Official opening of SBB Cargo International’s head office: Arrival in railway town Olten – with a loco naming.

Today SBB Cargo International inaugurated its new head office in Olten, marking the occasion by naming a locomotive after the town. The company, which has sites in Germany and Italy, operated more than 15,000 trains on the European north-south corridor in the first half of 2011. However, the weak euro is proving a challenge for SBB Cargo International.

SBB Cargo International today officially inaugurated its head office in the traditional railway town of Olten by naming a class Re 482 locomotive that is suitable for international operations after the town. The loco’s "godparents" were Solothurn Cantonal Councillor Esther Gassler, Head of the Cantonal Department of Economic Affairs, and Olten's mayor, Ernst Zingg. The ceremony marked the completion of the company's setup process, which has been progressing in stages since its formal foundation at the beginning of the year. "I am delighted that we have been able to establish our headquarters here in Olten, and that in so doing we are continuing a Swiss railway tradition that has existed for more than a century," said Michail Stahlhut, CEO of SBB Cargo International, at the inauguration ceremony. He went on to say that Olten was ideally located and easy to reach for the 100 or so employees who commute to work from various regions.
International freight trains have been travelling under the SBB Cargo International banner since January. "Operations have got off to a good start, but we are still overcoming the usual teething troubles," stressed Michail Stahlhut to the media. In its first six months, SBB Cargo International operated over 15,000 trains.

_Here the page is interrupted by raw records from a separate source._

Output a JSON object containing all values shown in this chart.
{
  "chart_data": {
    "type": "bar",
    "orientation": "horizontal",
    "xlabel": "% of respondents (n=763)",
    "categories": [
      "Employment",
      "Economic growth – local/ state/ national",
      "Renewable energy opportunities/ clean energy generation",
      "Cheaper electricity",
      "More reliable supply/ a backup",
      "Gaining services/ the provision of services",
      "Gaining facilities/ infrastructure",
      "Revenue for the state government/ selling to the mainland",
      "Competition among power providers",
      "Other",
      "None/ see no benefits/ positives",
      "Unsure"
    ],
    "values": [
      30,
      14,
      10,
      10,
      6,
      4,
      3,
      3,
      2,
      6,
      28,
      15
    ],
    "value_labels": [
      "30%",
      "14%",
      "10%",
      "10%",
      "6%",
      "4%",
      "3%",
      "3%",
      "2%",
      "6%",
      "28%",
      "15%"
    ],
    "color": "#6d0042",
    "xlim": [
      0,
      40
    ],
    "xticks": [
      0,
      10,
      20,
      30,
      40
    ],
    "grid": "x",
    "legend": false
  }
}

Motive power is provided by a locomotive fleet of around 100, half of which are multi-system vehicles designed for use on international routes.

"Transport services are developing well, but the strong franc is making life difficult for us." Most of the company's revenue from its international freight services is in euros, but the cost of operating trains through Switzerland is mostly in francs. "The currency situation is having a strong negative impact on our financial development. We will therefore be unable to avoid price rises too. We have to assume that there will be a general rise in the price of rail transit shipments through Switzerland."

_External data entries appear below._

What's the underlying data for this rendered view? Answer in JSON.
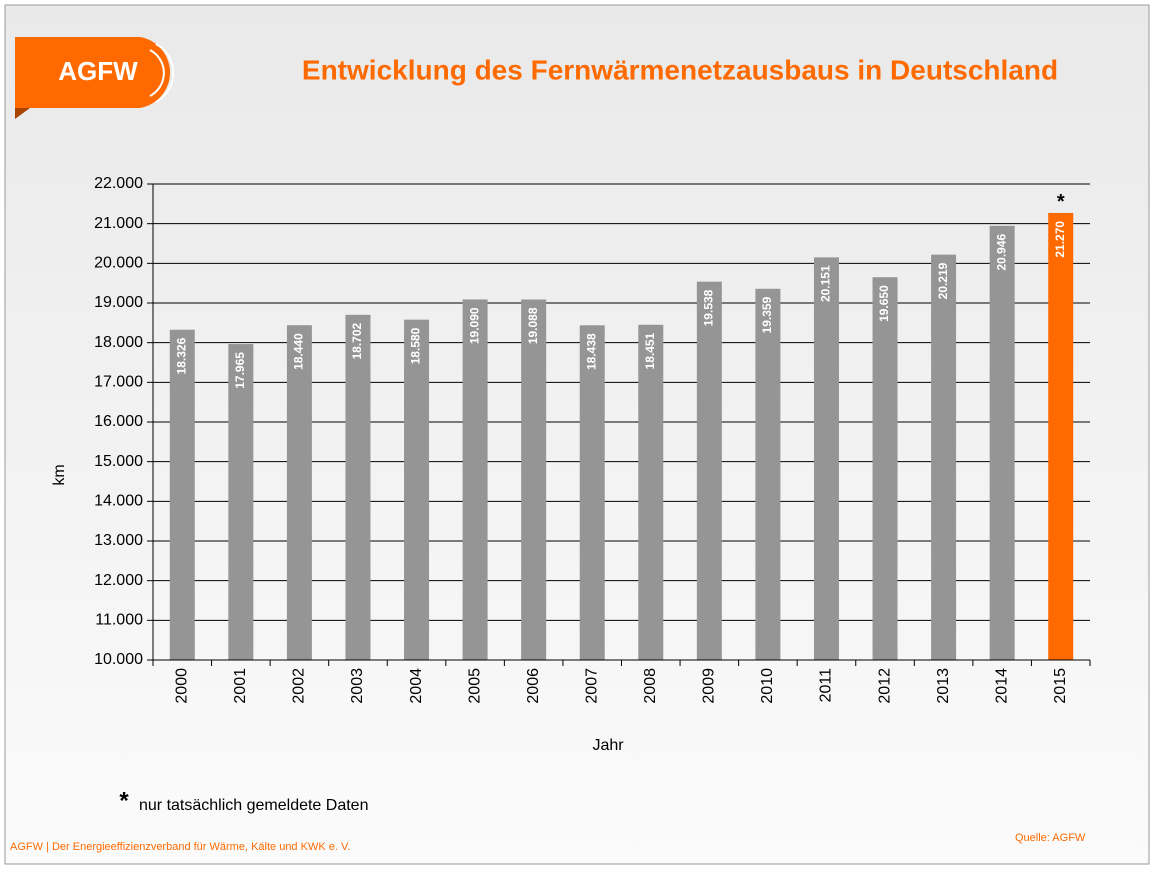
{
  "chart_data": {
    "type": "bar",
    "logo": "AGFW",
    "title": "Entwicklung des Fernwärmenetzausbaus in Deutschland",
    "y_label": "km",
    "x_label": "Jahr",
    "categories": [
      "2000",
      "2001",
      "2002",
      "2003",
      "2004",
      "2005",
      "2006",
      "2007",
      "2008",
      "2009",
      "2010",
      "2011",
      "2012",
      "2013",
      "2014",
      "2015"
    ],
    "values": [
      18326,
      17965,
      18440,
      18702,
      18580,
      19090,
      19088,
      18438,
      18451,
      19538,
      19359,
      20151,
      19650,
      20219,
      20946,
      21270
    ],
    "value_labels": [
      "18.326",
      "17.965",
      "18.440",
      "18.702",
      "18.580",
      "19.090",
      "19.088",
      "18.438",
      "18.451",
      "19.538",
      "19.359",
      "20.151",
      "19.650",
      "20.219",
      "20.946",
      "21.270"
    ],
    "colors": [
      "#959595",
      "#959595",
      "#959595",
      "#959595",
      "#959595",
      "#959595",
      "#959595",
      "#959595",
      "#959595",
      "#959595",
      "#959595",
      "#959595",
      "#959595",
      "#959595",
      "#959595",
      "#ff6a00"
    ],
    "ylim": [
      10000,
      22000
    ],
    "yticks": [
      {
        "value": 10000,
        "label": "10.000"
      },
      {
        "value": 11000,
        "label": "11.000"
      },
      {
        "value": 12000,
        "label": "12.000"
      },
      {
        "value": 13000,
        "label": "13.000"
      },
      {
        "value": 14000,
        "label": "14.000"
      },
      {
        "value": 15000,
        "label": "15.000"
      },
      {
        "value": 16000,
        "label": "16.000"
      },
      {
        "value": 17000,
        "label": "17.000"
      },
      {
        "value": 18000,
        "label": "18.000"
      },
      {
        "value": 19000,
        "label": "19.000"
      },
      {
        "value": 20000,
        "label": "20.000"
      },
      {
        "value": 21000,
        "label": "21.000"
      },
      {
        "value": 22000,
        "label": "22.000"
      }
    ],
    "grid": true,
    "annotation": "*",
    "footnote": {
      "marker": "*",
      "text": "nur tatsächlich gemeldete Daten"
    },
    "footer": "AGFW | Der Energieeffizienzverband für Wärme, Kälte und KWK e. V.",
    "source": "Quelle:  AGFW"
  }
}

Step-by-step setup during continuing operations

The young company has been set up in stages since it was founded at the beginning of this year. Initially operations were managed from Basel, where SBB Cargo has its head office. To ensure operations continued to run smoothly, the move to Olten then took place in two stages. On 9 May, the first 45 employees moved into the company's new head office at Sälihof near Olten station. In July, they were followed by some 40 control centre employees, who control the more than 550 international trains operated by the company each week, as well as scheduling the necessary resources. SBB Cargo International also has its own production companies in Germany and Italy. In total, the SBB Cargo subsidiary employs around 600 people. This does not include the train drivers in Switzerland, who are still employed by SBB Cargo for the time being.

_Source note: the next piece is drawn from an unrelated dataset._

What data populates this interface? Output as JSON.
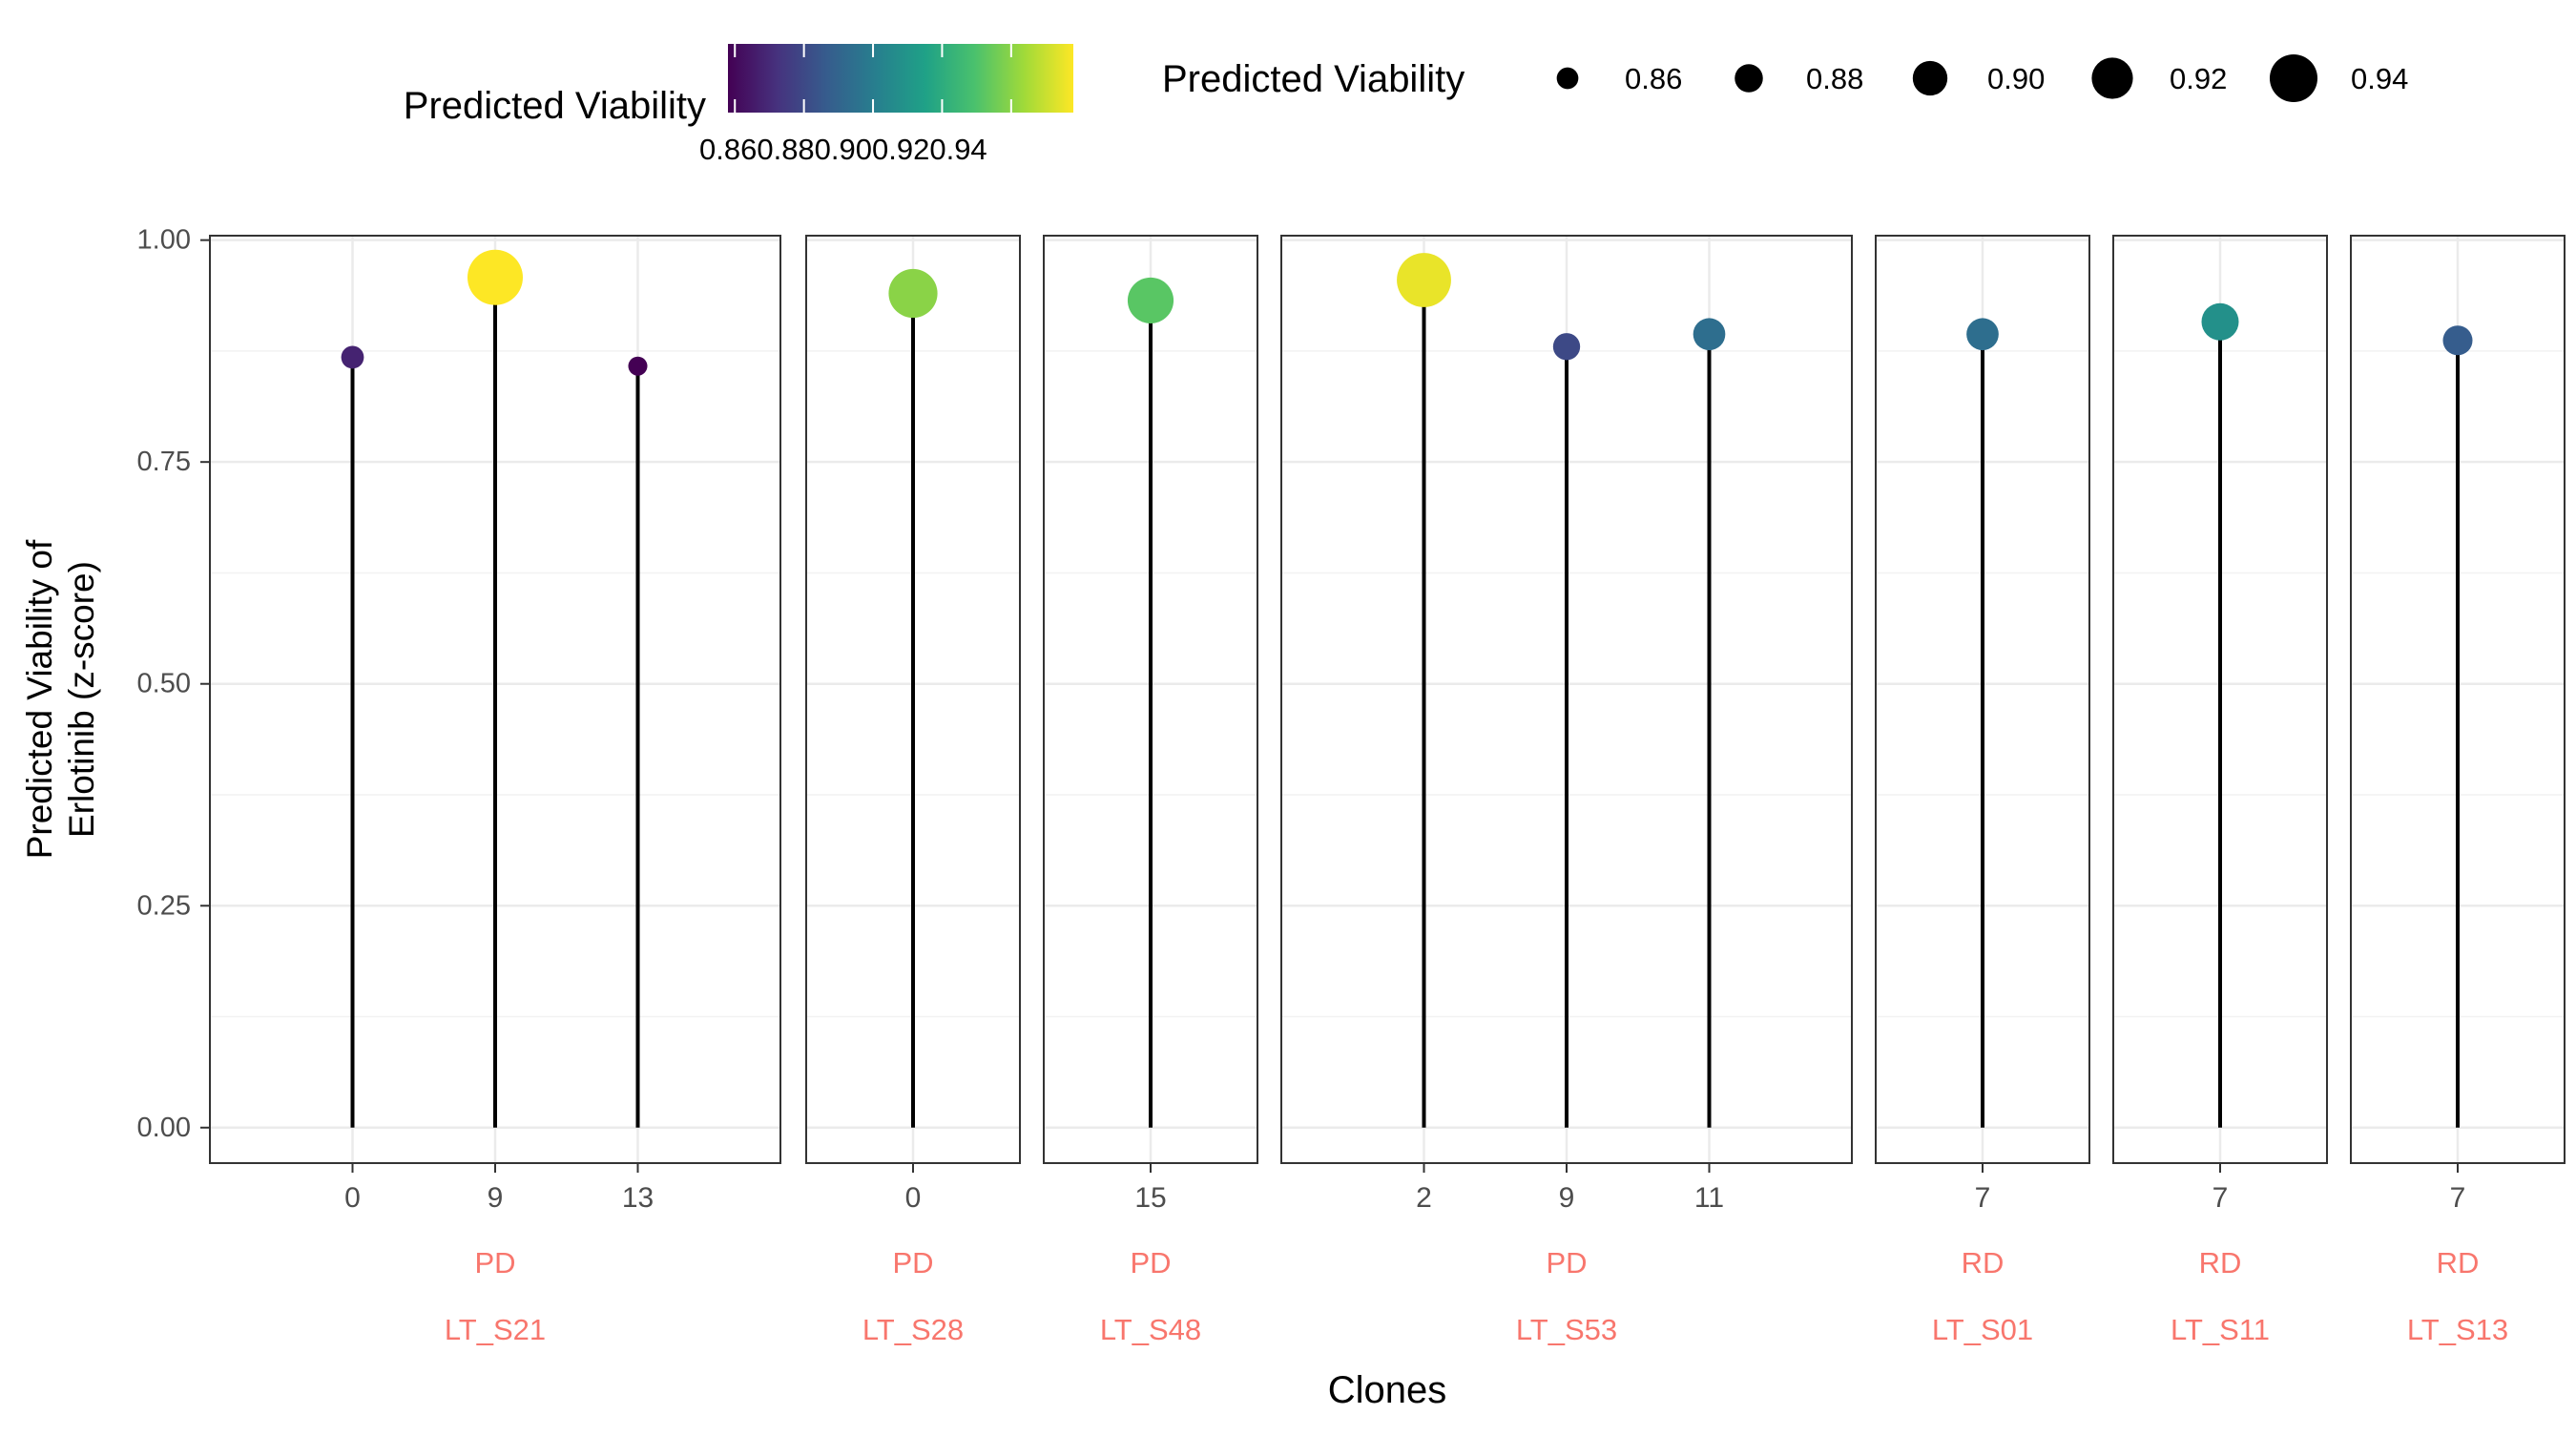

Most of SBB Cargo International's customers are intermodal transport operators. The company’s offering is geared to large customers who rely on lean and efficient rail haulage that offers Swiss precision on both intermodal and conventional block train services. Apart from operators, these include railfreight and other railway companies and companies with sufficient volume to fill entire trains, such as steel producers. SBB Cargo International also runs piggyback trains for RAlpin between Freiburg im Breisgau, Germany, and Novara, Italy (via Lötschberg), and between the Swiss port of Basel Kleinhünigen and Lugano Vedeggio (via Gotthard).